The numbers you are pointing to is the cumulative tax level of rich people which includes capital gains. For example if a rich person invests their money and earns the same $1 they are only taxed at 10%. So what occurs is the very wealthy end up paying a blended tax rate which is very much lower than what some pays on income as a disproportionate amount of their income comes in through investments. Unrealized investment earnings are not taxed until they are fully realized, so $1 earned but not realized is taxed at 0%, so again this blends the overall tax rate lower. There are loop holes too where Hedge funds/Privage equity guys using exemptions plus low capital gains taxes to pay very very low levels of taxes on the huge money they earn.
So what has happened is that income earned is not all treated the same. There is a big misunderstanding between the 1% in terms of wages earned who pay ~48% and the 1% in terms of assets who in theory only pay 10% as a lot of their income is in investments (main reason why Romney’s rate was so low).
So to be in the top 1% in earnings in the US you have to make ~344k, a lot of money but to be in the top 1% in assets you need to have net worth of $9mil.
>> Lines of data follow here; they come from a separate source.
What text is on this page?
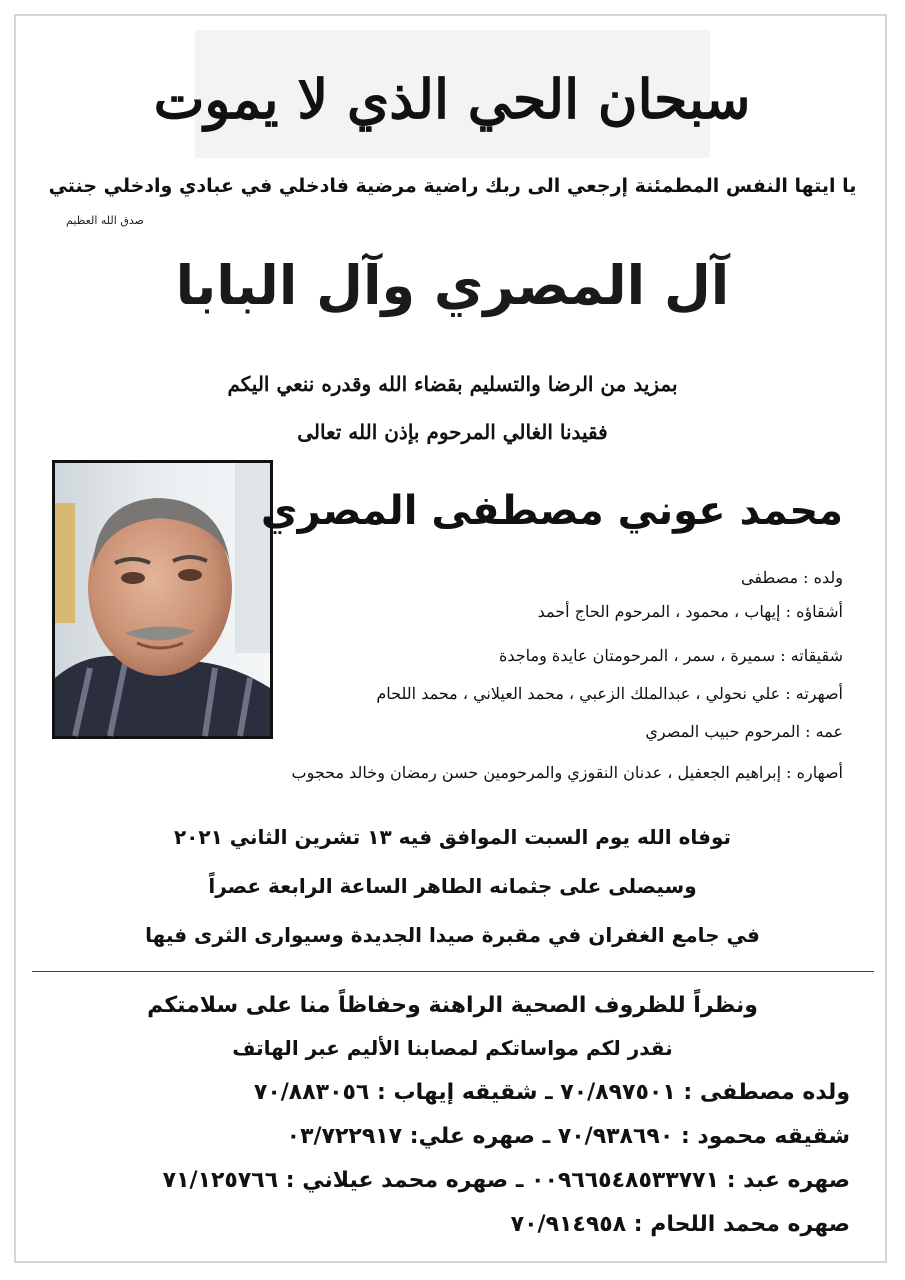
سبحان الحي الذي لا يموت
يا ايتها النفس المطمئنة إرجعي الى ربك راضية مرضية فادخلي في عبادي وادخلي جنتي
صدق الله العظيم
آل المصري وآل البابا
بمزيد من الرضا والتسليم بقضاء الله وقدره ننعي اليكم
فقيدنا الغالي المرحوم بإذن الله تعالى
محمد عوني مصطفى المصري
ولده : مصطفى
أشقاؤه : إيهاب ، محمود ، المرحوم الحاج أحمد
شقيقاته : سميرة ، سمر ، المرحومتان عايدة وماجدة
أصهرته : علي نحولي ، عبدالملك الزعبي ، محمد العيلاني ، محمد اللحام
عمه : المرحوم حبيب المصري
أصهاره : إبراهيم الجعفيل ، عدنان النقوزي والمرحومين حسن رمضان وخالد محجوب
توفاه الله يوم السبت الموافق فيه ١٣ تشرين الثاني ٢٠٢١
وسيصلى على جثمانه الطاهر الساعة الرابعة عصراً
في جامع الغفران في مقبرة صيدا الجديدة وسيوارى الثرى فيها
ونظراً للظروف الصحية الراهنة وحفاظاً منا على سلامتكم
نقدر لكم مواساتكم لمصابنا الأليم عبر الهاتف
ولده مصطفى : ٧٠/٨٩٧٥٠١ ـ شقيقه إيهاب : ٧٠/٨٨٣٠٥٦
شقيقه محمود : ٧٠/٩٣٨٦٩٠ ـ صهره علي: ٠٣/٧٢٢٩١٧
صهره عبد : ٠٠٩٦٦٥٤٨٥٣٣٧٧١ ـ صهره محمد عيلاني : ٧١/١٢٥٧٦٦
صهره محمد اللحام : ٧٠/٩١٤٩٥٨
So the 1% wage earner taking home 170k after tax would have to work and exclusively save for 52 years in order to get to top bracket in Net Assets. Lets also look at the respective tax returns. We know 1% wage earner pays 48% so he pays 165k on 344k of earnings, lets assume top Net Worth guy earns 5% a year (conservative given low level of rates) his earnings are 450k and his tax bill would be 45k.
THAT IS THE INEQUALITY! So please stop lumping in people paying 48% with the dude sitting on huge amount of assets paying nothing.
The capital gains tax rate being so low is what disproportionately benefits the rich vs the poor. It also should be lower than income taxes since the country should encourage investments over consumption but the current gap is too high.
Please keep this in mind when discussing this topic. I find the misplaced rhetoric very unfair to people that pay huge sums of taxes without complaining with very very very rich people that don’t.